# 21 Pictures That Will Restore Your Faith In Humanity



## alenclaud (Mar 31, 2013)

After seeing a thread depicting humans as filth, I thought I'd be good for us all to have a little more faith in our race: http://www.buzzfeed.com/expresident/pictures-that-will-restore-your-faith-in-humanity


----------



## RelinquishedHell (Apr 10, 2012)

http://www.socialanxietysupport.com...t-will-restore-your-faith-in-humanity-188309/


----------



## jealousisjelly (Feb 22, 2011)

i never lost my faith in humanity.. there is so much beauty in the world


----------



## Noll (Mar 29, 2011)

20 and 3 made me cry lol.


----------



## AxeDroid (Jan 11, 2013)

meh


----------



## always starting over (Mar 15, 2013)

Glad I saw this right after reading about 2 dog shootings in a row in my town.
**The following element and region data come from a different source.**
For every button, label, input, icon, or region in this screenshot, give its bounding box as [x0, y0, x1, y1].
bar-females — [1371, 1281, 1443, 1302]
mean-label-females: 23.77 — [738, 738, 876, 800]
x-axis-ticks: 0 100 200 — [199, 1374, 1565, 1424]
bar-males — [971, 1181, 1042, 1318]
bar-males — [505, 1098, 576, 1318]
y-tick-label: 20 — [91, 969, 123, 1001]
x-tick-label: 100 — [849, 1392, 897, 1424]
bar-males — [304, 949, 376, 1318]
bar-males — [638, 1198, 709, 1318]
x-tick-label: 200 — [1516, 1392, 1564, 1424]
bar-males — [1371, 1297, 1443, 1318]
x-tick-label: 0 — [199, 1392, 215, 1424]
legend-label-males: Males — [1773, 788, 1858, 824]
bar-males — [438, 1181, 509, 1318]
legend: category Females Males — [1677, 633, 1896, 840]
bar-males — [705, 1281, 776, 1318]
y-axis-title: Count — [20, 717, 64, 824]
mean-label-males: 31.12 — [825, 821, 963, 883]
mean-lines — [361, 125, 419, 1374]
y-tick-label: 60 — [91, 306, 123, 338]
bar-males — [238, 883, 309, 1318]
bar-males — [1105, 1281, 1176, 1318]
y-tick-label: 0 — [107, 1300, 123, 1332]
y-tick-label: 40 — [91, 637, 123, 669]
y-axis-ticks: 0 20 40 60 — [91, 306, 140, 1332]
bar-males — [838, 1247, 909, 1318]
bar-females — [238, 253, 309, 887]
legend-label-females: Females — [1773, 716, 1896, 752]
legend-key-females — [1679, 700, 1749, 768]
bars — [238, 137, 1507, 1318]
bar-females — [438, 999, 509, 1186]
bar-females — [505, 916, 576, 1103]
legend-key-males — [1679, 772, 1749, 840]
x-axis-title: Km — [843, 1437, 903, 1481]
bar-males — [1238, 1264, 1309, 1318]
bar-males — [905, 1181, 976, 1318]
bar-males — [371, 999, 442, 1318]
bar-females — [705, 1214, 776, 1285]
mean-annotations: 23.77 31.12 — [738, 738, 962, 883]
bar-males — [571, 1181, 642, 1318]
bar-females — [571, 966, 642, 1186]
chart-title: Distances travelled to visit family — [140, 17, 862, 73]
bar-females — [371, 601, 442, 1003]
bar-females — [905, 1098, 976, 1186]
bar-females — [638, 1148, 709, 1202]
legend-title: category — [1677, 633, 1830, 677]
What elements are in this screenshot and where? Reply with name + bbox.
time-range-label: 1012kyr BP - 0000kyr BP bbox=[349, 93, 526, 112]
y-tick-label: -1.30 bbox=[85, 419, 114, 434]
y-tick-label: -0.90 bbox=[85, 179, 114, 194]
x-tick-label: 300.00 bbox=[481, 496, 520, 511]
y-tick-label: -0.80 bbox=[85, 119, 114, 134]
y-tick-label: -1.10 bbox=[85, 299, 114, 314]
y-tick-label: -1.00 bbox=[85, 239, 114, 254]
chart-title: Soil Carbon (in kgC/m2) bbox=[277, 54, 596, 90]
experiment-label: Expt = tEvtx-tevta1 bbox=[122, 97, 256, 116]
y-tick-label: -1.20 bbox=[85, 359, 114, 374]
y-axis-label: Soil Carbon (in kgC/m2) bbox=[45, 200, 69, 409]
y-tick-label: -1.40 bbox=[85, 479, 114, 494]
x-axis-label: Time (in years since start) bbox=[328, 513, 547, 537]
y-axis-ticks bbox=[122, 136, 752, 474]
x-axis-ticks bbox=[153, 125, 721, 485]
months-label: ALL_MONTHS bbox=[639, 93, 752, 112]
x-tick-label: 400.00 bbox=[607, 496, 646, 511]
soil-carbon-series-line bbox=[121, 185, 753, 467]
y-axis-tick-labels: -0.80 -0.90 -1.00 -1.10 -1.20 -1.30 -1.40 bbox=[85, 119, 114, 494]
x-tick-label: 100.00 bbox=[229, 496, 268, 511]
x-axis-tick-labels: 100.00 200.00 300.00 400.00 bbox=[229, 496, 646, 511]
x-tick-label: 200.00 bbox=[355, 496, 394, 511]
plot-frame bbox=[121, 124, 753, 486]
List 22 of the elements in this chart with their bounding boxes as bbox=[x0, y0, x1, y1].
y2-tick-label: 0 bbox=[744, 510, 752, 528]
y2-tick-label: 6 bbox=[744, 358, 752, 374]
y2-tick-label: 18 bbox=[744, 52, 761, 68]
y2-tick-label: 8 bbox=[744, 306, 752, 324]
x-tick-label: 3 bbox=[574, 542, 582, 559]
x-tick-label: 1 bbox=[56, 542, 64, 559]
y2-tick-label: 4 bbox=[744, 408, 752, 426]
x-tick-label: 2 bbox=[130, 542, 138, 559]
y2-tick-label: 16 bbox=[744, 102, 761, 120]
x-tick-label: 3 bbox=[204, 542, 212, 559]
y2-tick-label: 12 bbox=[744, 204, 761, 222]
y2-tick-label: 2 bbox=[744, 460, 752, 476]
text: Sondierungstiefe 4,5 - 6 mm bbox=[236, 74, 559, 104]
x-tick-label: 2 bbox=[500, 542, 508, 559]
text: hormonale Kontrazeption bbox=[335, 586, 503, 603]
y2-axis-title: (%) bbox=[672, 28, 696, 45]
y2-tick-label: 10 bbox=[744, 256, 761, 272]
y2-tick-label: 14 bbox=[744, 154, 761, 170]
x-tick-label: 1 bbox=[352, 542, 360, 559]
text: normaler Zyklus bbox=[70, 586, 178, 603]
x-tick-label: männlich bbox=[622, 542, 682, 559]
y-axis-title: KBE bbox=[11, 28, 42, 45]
Human beings disappoint me every day.


----------



## Richard Pawgins (Jul 11, 2013)

I'm not watching eff humanity


----------



## Rainbat (Jan 5, 2012)

Love the one about the guy saving that woman's dog.


----------



## Cam1 (Dec 4, 2011)

This is good, Jon Snow. People are quick to claim they've lost faith in humanity, and I can see why they say it sometimes, there are a lot of bad things that happen. However there's a lot more good than bad in the world.


----------



## fredbloggs02 (Dec 14, 2009)

None are crusading missionaries rushing into the encroaching flames, but I suppose for the majority of people this will do.


----------



## vanishingpt (Mar 9, 2012)

What a sweet post, I loved going through that 

And that picture of the tourist giving the girl a flower is the sweetest picture ever!


----------



## Zein (Jun 28, 2013)

vanishingpt said:


> What a sweet post, I loved going through that
> 
> And that picture of the tourist giving the girl a flower is the sweetest picture ever!


Totally agree!! :clap


----------



## CristianNC (Jun 24, 2012)

I got one too. Happened in Bucharest during protests against austerity measures in 2011.


----------



## Brasilia (Aug 23, 2012)

^^ lol @ the sheep's face


----------